The other thing mother enjoyed talking about most was an event that occurred one night after her dad had been hospitalized for some time. She didn’t remember the reason for his hospitalization, just that he got sick, went to the hospital, and stayed there a while. Then, one wintery night, mother awoke around midnight and, feeling extremely cold, reached down to pull grandma’s handmade quilt, and the other covers up closer around her neck. Suddenly sensing a presence, she looked toward the foot of the bed and saw her dad standing there. Although the glow from the wood-burning stove against the wall behind him illuminated his silhouette in the otherwise pitch-black room, she said she could clearly see his face.
Her six-foot tall, handsome, muscular 44-year-old dad was wearing one of his Sunday go-to-meeting suits. Mother said that she felt confused in her grogginess and wondered how her dad could be there when he was supposed to be in the hospital. Then, she surmised that perhaps he had come home that evening after the family had gone to bed and was going throughout the house checking on the well-being of his wife and children.
Mother said that he was there for only a few seconds. She stared at him and thinks she might have said, “Daddy?” He smiled, slowly raised his hand to wave at her, and vanished. I once asked mother if she might have dreamt that event. She said she didn’t think so. It happened. Strangely, the following day, as the family was preparing to eat breakfast, they received a message from the hospital in Wilson, informing them that their family patriarch had died the previous evening. Mercy Hospital (formerly called the Wilson Hospital and Tubercular Home) was the only hospital that served the Black community of East Wilson, North Carolina, at that time.

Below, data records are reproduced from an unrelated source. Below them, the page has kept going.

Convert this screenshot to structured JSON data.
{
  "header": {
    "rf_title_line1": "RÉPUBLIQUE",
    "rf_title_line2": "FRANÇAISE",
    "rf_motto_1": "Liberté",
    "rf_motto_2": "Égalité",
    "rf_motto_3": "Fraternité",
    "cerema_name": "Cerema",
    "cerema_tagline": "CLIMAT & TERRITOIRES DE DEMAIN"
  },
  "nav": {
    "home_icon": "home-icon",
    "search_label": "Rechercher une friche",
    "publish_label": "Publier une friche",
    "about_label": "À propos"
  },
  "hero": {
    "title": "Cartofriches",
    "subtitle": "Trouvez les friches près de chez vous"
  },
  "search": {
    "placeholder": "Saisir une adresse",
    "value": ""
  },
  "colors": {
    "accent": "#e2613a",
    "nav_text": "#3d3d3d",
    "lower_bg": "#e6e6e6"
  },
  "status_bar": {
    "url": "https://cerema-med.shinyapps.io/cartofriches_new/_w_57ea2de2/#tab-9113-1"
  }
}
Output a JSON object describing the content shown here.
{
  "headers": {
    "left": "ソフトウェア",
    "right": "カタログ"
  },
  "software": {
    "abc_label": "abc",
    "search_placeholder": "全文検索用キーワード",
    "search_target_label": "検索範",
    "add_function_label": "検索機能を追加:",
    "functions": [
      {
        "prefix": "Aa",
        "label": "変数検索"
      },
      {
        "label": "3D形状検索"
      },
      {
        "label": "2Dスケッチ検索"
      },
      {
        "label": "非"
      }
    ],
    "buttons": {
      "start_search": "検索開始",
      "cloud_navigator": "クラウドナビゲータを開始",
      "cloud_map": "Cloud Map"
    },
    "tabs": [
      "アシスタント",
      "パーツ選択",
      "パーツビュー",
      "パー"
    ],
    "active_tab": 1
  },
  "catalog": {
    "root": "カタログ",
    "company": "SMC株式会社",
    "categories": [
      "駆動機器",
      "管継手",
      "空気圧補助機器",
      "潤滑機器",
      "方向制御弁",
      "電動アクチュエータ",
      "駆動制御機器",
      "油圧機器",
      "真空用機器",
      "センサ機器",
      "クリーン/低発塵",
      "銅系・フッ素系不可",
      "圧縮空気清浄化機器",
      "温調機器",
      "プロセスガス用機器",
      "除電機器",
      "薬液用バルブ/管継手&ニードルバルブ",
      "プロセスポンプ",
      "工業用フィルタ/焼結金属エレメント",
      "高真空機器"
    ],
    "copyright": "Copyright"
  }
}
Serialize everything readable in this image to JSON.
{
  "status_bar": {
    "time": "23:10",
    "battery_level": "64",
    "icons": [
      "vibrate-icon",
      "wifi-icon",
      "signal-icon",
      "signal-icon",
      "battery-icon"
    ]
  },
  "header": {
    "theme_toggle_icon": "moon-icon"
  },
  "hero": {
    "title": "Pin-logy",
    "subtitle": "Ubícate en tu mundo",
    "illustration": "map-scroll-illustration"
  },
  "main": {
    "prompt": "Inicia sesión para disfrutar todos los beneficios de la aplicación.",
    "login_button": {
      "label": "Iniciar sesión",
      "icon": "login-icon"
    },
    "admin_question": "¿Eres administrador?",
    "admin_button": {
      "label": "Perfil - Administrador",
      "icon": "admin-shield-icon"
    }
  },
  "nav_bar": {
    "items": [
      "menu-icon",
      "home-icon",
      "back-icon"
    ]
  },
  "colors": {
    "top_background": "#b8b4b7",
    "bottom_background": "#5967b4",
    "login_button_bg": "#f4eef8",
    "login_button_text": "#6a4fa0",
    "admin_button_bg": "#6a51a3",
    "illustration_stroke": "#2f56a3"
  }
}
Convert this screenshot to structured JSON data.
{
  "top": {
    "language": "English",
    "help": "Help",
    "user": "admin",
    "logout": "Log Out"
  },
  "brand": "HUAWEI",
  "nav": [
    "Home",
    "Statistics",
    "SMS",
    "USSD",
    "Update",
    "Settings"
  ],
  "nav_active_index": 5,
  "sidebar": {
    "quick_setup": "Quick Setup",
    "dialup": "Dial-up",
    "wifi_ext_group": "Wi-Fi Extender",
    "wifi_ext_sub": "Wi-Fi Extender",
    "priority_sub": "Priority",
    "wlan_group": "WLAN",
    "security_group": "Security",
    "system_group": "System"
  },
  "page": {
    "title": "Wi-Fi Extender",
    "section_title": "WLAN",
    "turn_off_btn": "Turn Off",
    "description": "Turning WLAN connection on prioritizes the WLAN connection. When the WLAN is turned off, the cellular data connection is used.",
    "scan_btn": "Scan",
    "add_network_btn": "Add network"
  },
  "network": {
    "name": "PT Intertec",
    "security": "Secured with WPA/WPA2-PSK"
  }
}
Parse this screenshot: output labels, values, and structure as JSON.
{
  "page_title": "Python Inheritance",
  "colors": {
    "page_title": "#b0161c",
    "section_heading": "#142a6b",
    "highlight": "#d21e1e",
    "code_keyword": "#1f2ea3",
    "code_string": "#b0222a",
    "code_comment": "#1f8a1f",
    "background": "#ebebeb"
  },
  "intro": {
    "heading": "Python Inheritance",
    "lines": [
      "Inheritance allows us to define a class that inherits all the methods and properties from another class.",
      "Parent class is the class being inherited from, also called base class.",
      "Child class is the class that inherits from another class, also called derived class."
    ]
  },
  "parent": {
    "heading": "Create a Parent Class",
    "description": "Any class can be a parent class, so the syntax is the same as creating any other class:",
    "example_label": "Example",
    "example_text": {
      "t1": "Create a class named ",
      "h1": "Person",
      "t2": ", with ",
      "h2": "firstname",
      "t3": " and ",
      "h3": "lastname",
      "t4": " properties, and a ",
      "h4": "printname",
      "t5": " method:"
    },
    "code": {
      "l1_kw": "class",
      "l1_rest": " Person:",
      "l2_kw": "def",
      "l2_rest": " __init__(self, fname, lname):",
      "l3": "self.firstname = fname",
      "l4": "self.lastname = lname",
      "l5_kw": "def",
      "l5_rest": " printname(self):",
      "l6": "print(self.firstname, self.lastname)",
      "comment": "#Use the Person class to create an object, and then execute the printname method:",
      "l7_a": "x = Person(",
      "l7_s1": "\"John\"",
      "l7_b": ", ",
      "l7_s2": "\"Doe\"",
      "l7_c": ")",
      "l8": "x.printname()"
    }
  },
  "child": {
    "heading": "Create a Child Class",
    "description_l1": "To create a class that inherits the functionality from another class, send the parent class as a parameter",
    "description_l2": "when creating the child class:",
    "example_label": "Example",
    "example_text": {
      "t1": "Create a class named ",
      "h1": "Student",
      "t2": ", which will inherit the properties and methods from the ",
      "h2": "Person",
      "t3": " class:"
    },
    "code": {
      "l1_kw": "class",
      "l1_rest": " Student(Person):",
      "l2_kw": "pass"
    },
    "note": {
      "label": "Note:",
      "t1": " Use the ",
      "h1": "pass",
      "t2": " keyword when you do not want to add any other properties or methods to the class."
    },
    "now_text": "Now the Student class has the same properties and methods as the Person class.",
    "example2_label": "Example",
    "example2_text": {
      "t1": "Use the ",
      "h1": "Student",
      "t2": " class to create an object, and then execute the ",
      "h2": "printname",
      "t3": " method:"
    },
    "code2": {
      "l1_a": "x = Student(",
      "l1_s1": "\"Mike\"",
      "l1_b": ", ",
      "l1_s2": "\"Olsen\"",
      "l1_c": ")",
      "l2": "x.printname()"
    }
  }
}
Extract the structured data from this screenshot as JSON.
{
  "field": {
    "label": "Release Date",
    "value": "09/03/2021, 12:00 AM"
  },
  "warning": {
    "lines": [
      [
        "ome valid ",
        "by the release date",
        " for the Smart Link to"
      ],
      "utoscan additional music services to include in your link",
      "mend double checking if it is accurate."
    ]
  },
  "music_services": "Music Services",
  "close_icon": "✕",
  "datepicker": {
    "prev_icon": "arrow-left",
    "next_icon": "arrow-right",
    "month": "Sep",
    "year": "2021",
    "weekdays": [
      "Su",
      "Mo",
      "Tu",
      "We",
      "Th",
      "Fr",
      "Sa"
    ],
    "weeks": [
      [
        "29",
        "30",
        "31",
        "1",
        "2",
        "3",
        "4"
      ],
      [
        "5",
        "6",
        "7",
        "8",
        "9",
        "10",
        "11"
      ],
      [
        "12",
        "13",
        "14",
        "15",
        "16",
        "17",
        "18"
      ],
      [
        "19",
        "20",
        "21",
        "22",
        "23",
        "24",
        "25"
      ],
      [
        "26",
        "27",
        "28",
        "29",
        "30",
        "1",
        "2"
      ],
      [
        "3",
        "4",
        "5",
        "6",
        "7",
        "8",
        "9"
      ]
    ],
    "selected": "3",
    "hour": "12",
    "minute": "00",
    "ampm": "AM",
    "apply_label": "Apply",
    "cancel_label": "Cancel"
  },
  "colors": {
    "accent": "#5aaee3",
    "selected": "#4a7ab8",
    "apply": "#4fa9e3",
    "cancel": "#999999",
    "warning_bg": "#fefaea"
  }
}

A few years ago, when I began researching our family genealogy, I learned from my grandpa’s Death Certificate that his cause of death was pulmonary tuberculosis.
So many things remind me of my mother. Whenever I see poinsettias at Christmastime, I think of her because she once told me how beautiful she thought poinsettias were. Thereafter, for many Christmases, I sent her a large poinsettia. (Eventually, there came a time when she stopped celebrating Christmas and other so-called Pagan holidays. I still sent the flower.)
When I was a little girl, I would hear mother sometimes singing lines from Billie Holiday’s God Bless the Child while doing housework. If she were alive to read this, she’d tell you, “I tried to sing,” because mother didn’t believe she could carry a tune. Still, whenever I hear that song , regardless of the artist singing it, it reminds me of my mother.
I miss mother most when I want to tell her something or discuss a special occasion. There are so many family events that have occurred during the past decade that I’m sorry she missed, like the wedding of her first great-grandson. On the other hand, there are things that I’m glad she didn’t have to go through, like the COVID pandemic.
I’m dedicating this to my mama from her four children.